Another highlight was meeting several bloggers in person. A few organized a blogger dinner, and Chris M took a wonderful picture, which I have been shamelessly and unsuccessfully trying to copy for half an hour on the assumption that he would forgive me as long as I credited him. He also posted links to the blogs of people he met at Gathering, which is helpful because I’m eager to read how everyone else’s week went, especially after meeting them in person.

I also enjoyed leading an interest group on Parenting as a Spiritual Path. Carolyn Schodt from my meeting came as an elder and companion, something I had never asked for before, and I appreciated her loving presence, as well as the perspective of someone whose children are long grown. Some of the parents were in the thick of baby and toddler care, with the same questions I was asking a few years ago, like, “Is this ever going to get easier?” It was good for me to realize that, at least for me, it really has gotten easier. Still, it is always good to connect with other parents and share about our spiritual lives. I had promised the group that I would end early, since everyone had to go pick up kids from Junior Gathering, but after our closing prayer circle, people sat and talked another fifteen minutes, which I took as confirmation that parents appreciate the chance to talk about their struggles with one another. Not sure where this will go from here, but it was a good experience.

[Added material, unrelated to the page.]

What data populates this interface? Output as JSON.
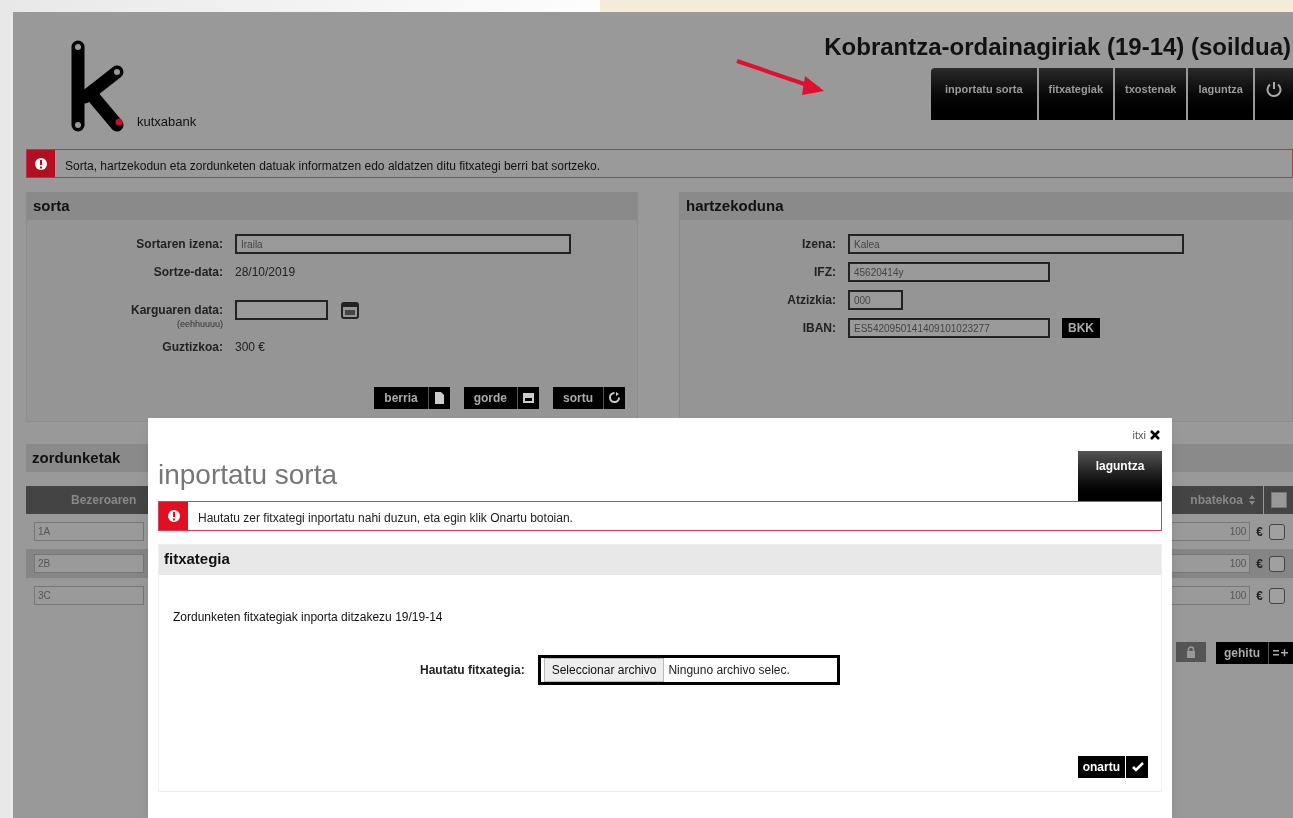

One of the most moving parts of Gathering this year for me was the story told by Amanda Kemp during the final performances of the storytelling workshop. She brought to life the famous (to Quakers) story of John Woolman's troubled conscience when, as a young white sales clerk in the seventeenth century, he was asked to write up a bill of sale for a slave. Amanda told the story from the perspective of the slave, Hannah, who prayed for young John during her own sale. Knowing that Woolman went on to become an important abolitionist made the story hopeful and inspiring, rather than depressing. Rereading my description now, I realize I can't quite convey the feeling of it, which is another reminder that art is sometimes more powerful than words.

On a personal level, it was great to see old friends and make a few new ones, including Amanda. My son had a blast as well and wants us to go again next year, which sounds good to me.